GUIDE then supports GRADE-oriented certainty assessment across key domains:

Risk of bias
Indirectness
Imprecision
Inconsistency
Publication bias
Overall certainty of evidence

AI agents can perform preliminary effect-estimate synthesis and grading, while expert review remains central for judgment-intensive domains and final certainty decisions.

GRADE grouping and meta-analysis preparation view — **Automatic & Manual grouping for Meta analysis preparation**

Meta-analysis result and certainty summary — **Pooled results and certainty summary.** Meta-analysis outputs are presented with effect estimates, inconsistency, and a GRADE-ready narrative interpretation.

7. Body-of-Evidence Assembly

GUIDE organizes extracted study-level evidence into structured bodies of evidence for each clinical outcome.

This includes:

Outcome-level evidence tables
Study-level effect summaries
Cross-study comparison
Inconsistency analysis
Certainty-of-evidence profiles
Evidence summaries ready for recommendation drafting

8. Delphi-Style Multi-Agent Consensus

GUIDE includes a multi-agent virtual consensus module that simulates a guideline committee.

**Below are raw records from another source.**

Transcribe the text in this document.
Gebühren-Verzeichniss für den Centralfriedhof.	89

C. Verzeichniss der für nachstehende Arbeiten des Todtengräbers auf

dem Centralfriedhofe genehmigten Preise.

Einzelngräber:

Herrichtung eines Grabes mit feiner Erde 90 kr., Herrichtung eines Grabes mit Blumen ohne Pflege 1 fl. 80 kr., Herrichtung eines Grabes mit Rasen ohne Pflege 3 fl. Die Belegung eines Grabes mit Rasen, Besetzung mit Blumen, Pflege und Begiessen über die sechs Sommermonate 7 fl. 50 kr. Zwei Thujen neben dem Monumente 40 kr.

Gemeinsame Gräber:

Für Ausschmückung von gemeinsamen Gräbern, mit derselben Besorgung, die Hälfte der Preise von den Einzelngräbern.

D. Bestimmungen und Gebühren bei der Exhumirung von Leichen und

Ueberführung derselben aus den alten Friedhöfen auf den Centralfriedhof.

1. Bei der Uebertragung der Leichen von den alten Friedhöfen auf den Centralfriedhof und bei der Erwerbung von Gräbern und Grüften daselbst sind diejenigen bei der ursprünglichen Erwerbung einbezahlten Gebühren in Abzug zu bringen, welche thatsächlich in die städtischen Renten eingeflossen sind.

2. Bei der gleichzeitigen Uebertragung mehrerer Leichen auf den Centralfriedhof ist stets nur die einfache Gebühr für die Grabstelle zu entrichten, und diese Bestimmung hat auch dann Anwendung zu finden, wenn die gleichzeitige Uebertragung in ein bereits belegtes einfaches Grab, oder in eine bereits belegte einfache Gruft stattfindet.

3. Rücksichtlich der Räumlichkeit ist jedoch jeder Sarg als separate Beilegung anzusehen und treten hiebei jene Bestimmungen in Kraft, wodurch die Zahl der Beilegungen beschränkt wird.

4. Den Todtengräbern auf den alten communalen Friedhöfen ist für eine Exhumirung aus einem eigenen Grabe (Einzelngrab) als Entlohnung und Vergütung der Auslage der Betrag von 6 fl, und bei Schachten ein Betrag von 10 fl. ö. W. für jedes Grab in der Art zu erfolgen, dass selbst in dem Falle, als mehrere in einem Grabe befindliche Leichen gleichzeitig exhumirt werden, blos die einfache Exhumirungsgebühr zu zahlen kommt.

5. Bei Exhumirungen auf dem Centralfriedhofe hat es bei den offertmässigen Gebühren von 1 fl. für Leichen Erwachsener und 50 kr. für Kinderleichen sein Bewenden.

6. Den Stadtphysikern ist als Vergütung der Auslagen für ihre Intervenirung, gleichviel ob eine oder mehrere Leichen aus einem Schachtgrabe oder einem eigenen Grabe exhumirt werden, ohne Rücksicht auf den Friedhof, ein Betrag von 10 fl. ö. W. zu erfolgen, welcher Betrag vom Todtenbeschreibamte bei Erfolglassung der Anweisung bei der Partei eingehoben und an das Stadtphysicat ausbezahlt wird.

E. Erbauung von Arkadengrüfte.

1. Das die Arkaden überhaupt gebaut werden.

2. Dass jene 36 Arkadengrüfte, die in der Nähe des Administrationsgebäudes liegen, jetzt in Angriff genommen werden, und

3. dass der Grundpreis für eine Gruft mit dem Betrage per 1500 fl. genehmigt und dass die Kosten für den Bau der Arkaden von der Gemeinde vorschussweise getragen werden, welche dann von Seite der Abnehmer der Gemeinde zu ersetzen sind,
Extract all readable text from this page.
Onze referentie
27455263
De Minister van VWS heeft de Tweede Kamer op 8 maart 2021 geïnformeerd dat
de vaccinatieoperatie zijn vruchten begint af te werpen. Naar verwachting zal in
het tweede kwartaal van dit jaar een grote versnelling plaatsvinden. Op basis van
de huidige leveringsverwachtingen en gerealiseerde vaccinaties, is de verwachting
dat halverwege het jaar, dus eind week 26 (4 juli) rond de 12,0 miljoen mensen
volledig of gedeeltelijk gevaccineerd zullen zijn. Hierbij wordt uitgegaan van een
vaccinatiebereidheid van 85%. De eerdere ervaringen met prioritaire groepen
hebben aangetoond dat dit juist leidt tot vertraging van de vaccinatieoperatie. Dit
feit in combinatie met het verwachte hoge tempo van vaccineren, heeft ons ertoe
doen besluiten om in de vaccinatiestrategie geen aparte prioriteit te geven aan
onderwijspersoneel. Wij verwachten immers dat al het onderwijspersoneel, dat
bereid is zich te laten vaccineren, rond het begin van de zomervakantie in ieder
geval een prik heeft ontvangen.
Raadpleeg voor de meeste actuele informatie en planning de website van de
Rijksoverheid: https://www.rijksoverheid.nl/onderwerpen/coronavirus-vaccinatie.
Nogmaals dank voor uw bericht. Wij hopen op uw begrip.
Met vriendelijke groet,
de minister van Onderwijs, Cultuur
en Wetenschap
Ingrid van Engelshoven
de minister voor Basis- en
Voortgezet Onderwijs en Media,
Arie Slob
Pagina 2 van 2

Supported roles may include:

Clinical Practice Expert
Research Methodology Expert
Evidence Synthesis Expert
Research Ethics and Quality Expert
Biostatistician
Health Economics Expert
Patient and Public Representative
Health Policy and Implementation Expert

Each AI panelist provides an independent role-specific assessment. A committee chair agent synthesizes agreement, disagreement, and unresolved issues. Multiple deliberation rounds can be conducted until consensus criteria are met or expert intervention is required.

Delphi-style multi-agent consensus discussion — **Virtual committee deliberation.** Role-specific panelists debate recommendation wording and certainty until the committee converges on a consensus.

9. Evidence-to-Recommendation Synthesis

GUIDE supports structured Evidence-to-Recommendation synthesis by integrating:

Benefits and harms
Certainty of evidence
Outcome importance
Clinical applicability
Cost and resource considerations
Patient values and preferences
Implementation considerations

This module helps bridge the gap between evidence appraisal and clinically interpretable recommendations.

Evidence-to-recommendation synthesis report — **Recommendation report synthesis.** The committee output is consolidated into a structured Evidence-to-Recommendation report with rationale, tradeoffs, and implementation framing.

10. Human-in-the-Loop Reviewer Mechanism

GUIDE is built around an AI reviewer triggered governance model.

The AI reviewer can flag:

Search result discrepancies
Low overlap between retrieval strategies
Screening disagreements
Inconsistent extracted data
Divergent certainty ratings
Potential methodological concerns
Low-confidence decisions

This design allows experts to focus on high-value arbitration rather than continuously monitoring every automated step.

11. AI Assistant Interface

A LangChain-based conversational agent orchestrates the workflow through natural language.

The Assistant can:

Call internal workflow tools
Maintain context across sessions
Stream tool execution events through WebSocket
Delegate long-running tasks to specialized agents
Translate expert instructions into executable operations
Help revise search strategies, screening criteria, or evidence tables

AI assistant interface for workflow orchestration — **Conversational workflow control.** The assistant translates natural-language instructions into tool-backed workflow actions such as PICO extraction and strategy refinement.